Mittlerweile bringt L+G kaum noch 1,6 Mrd. Fr. auf die Börsenwaage. Das entspricht ungefähr dem Umsatz, den sie im Anfang Monat begonnenen Fiskaljahr 2022 erwirtschaften dürfte. Als sie vor knapp fünf Jahren ihr Comeback an der Schweizer Börse feierte, wurde sie mit 2,3 Mrd. Fr. bewertet. «Ich verstehe den Frust der Anleger», sagt Konzernchef Werner Lieberherr anlässlich eines Besuchs am neuen Hauptsitz in Cham (ZG).

Die gedrückte Bewertung macht das Schweizer Traditionsunternehmen zu einem Übernahmeobjekt bzw. zu einem Kandidaten für ein Going Private. Ob schon Interessenten angeklopft haben, will Lieberherr indes nicht verraten.

Ereignisreiche Firmengeschichte

Es wäre nicht der erste Handwechsel in der ereignisreichen Firmengeschichte von L+G. 1987 übernahm der Industrielle Stephan Schmidheiny das 1896 gegründete Unternehmen. 1995 kam es unter das Dach des Industriekonglomerats Elektrowatt. Drei Jahre später wurde es mit dem Stromzählergeschäft von Siemens zusammengelegt. Vier Jahre danach übernahm es der US-Finanzinvestor KKR. Und nur zwei Jahre später kam L+G in die Hände des australischen Finanzinvestors Bayard Capital.

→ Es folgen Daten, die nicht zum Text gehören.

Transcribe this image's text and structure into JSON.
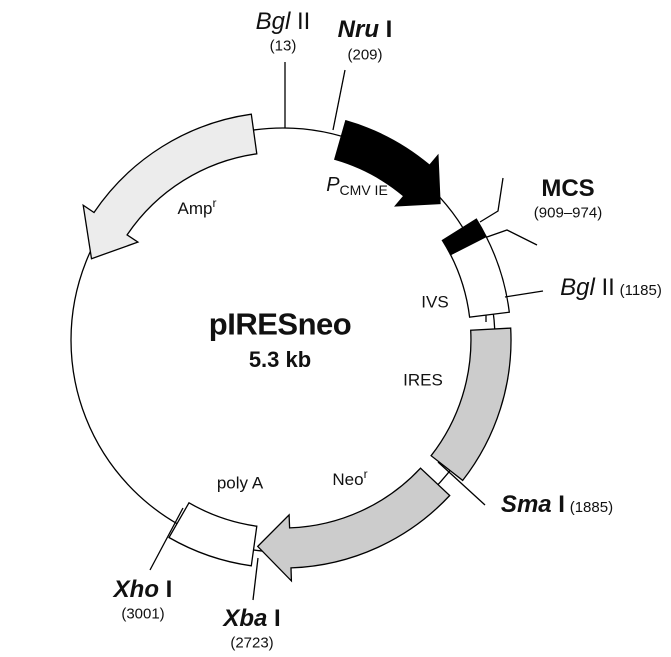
{
  "plasmid": {
    "name": "pIRESneo",
    "size": "5.3 kb"
  },
  "features": {
    "amp": {
      "label": "Amp",
      "sup": "r",
      "color": "#ececec"
    },
    "cmv": {
      "label": "P",
      "sub": "CMV  IE",
      "color": "#000000"
    },
    "mcs_box": {
      "color": "#000000"
    },
    "ivs": {
      "label": "IVS",
      "color": "#ffffff"
    },
    "ires": {
      "label": "IRES",
      "color": "#cccccc"
    },
    "neo": {
      "label": "Neo",
      "sup": "r",
      "color": "#cccccc"
    },
    "polya": {
      "label": "poly A",
      "color": "#ffffff"
    }
  },
  "sites": {
    "bglii_13": {
      "name_it": "Bgl",
      "name_rest": " II",
      "pos": "(13)"
    },
    "nrui": {
      "name_it": "Nru",
      "name_rest": " I",
      "pos": "(209)"
    },
    "mcs": {
      "name": "MCS",
      "pos": "(909–974)"
    },
    "bglii_1185": {
      "name_it": "Bgl",
      "name_rest": " II",
      "pos": "(1185)"
    },
    "smai": {
      "name_it": "Sma",
      "name_rest": " I",
      "pos": "(1885)"
    },
    "xbai": {
      "name_it": "Xba",
      "name_rest": " I",
      "pos": "(2723)"
    },
    "xhoi": {
      "name_it": "Xho",
      "name_rest": " I",
      "pos": "(3001)"
    }
  }
}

Nach Ablauf von sieben Jahren wurde sie für 2,3 Mrd. $ dem japanischen Industriekonzern Toshiba verkauft. Als Toshiba in Schwierigkeiten geriet, gelangte L+G als Folge eines Notverkaufs im Sommer 2017 schliesslich wieder an die Schweizer Börse. Mehrwert wurde im Rahmen dieser Odyssee nicht geschaffen. Daran hat sich bis heute leider wenig verändert.

Mit einem solchen miserablen Leistungsausweis muss die Lage für jeden Konzernchef ungemütlich sein. The Market hat sich vergangene Woche mit Werner Lieberherr getroffen, der seit zwei Jahren an der Spitze des Unternehmens steht.

Druck von den beiden Ankeraktionären verspüre er nicht, meint der 62-jährige schweizerisch-amerikanische Doppelbürger. Der Austausch mit ihnen sei «sehr konstruktiv». Die Investmentgesellschaft der Lego-Erben, Krikbi, ist kurz nach dem Börsengang eingestiegen und hat ihre Beteiligung im Januar 2019 auf gut 15% erhöht. Mit Søren Thorup Sørensen haben die Dänen seither einen Vertreter im achtköpfigen Verwaltungsrat. Weitere 10,4% kontrolliert der Schweizer Unternehmer und Multimilliardär Rudolf Maag (u.a. Grossaktionär bei Straumann, Idorsia, VAT und Implenia).

Neuer Besen

CEO Werner Lieberherr

CEO Werner Lieberherr

ZVG

Auch wenn es sich (noch) nicht im Aktienkurs ausdrückt: Intern hat sich bei L+G einiges zum Besseren gewendet, seit der neue CEO an Bord ist. Ein grosser Teil der Geschäftsleitung ist ausgewechselt worden. «Ohne personelle Änderungen hätten wir die Transformation nicht durchführen können», ist Lieberherr überzeugt. Er brauche Leute, die nicht nur eine Strategie aufsetzen, sondern sie auch umsetzen könnten. Nun stehe sein Team, mit dem er die nächsten Schritte in Angriff nehmen will.

Lieberherr hat einen dreitägigen Grossanlass hinter sich, an dem sich sämtliche Führungskräfte in Zürich getroffen haben. Einige haben den neuen Chef, der sein Amt mitten in der Pandemie angetreten hat, das erste Mal persönlich gesehen.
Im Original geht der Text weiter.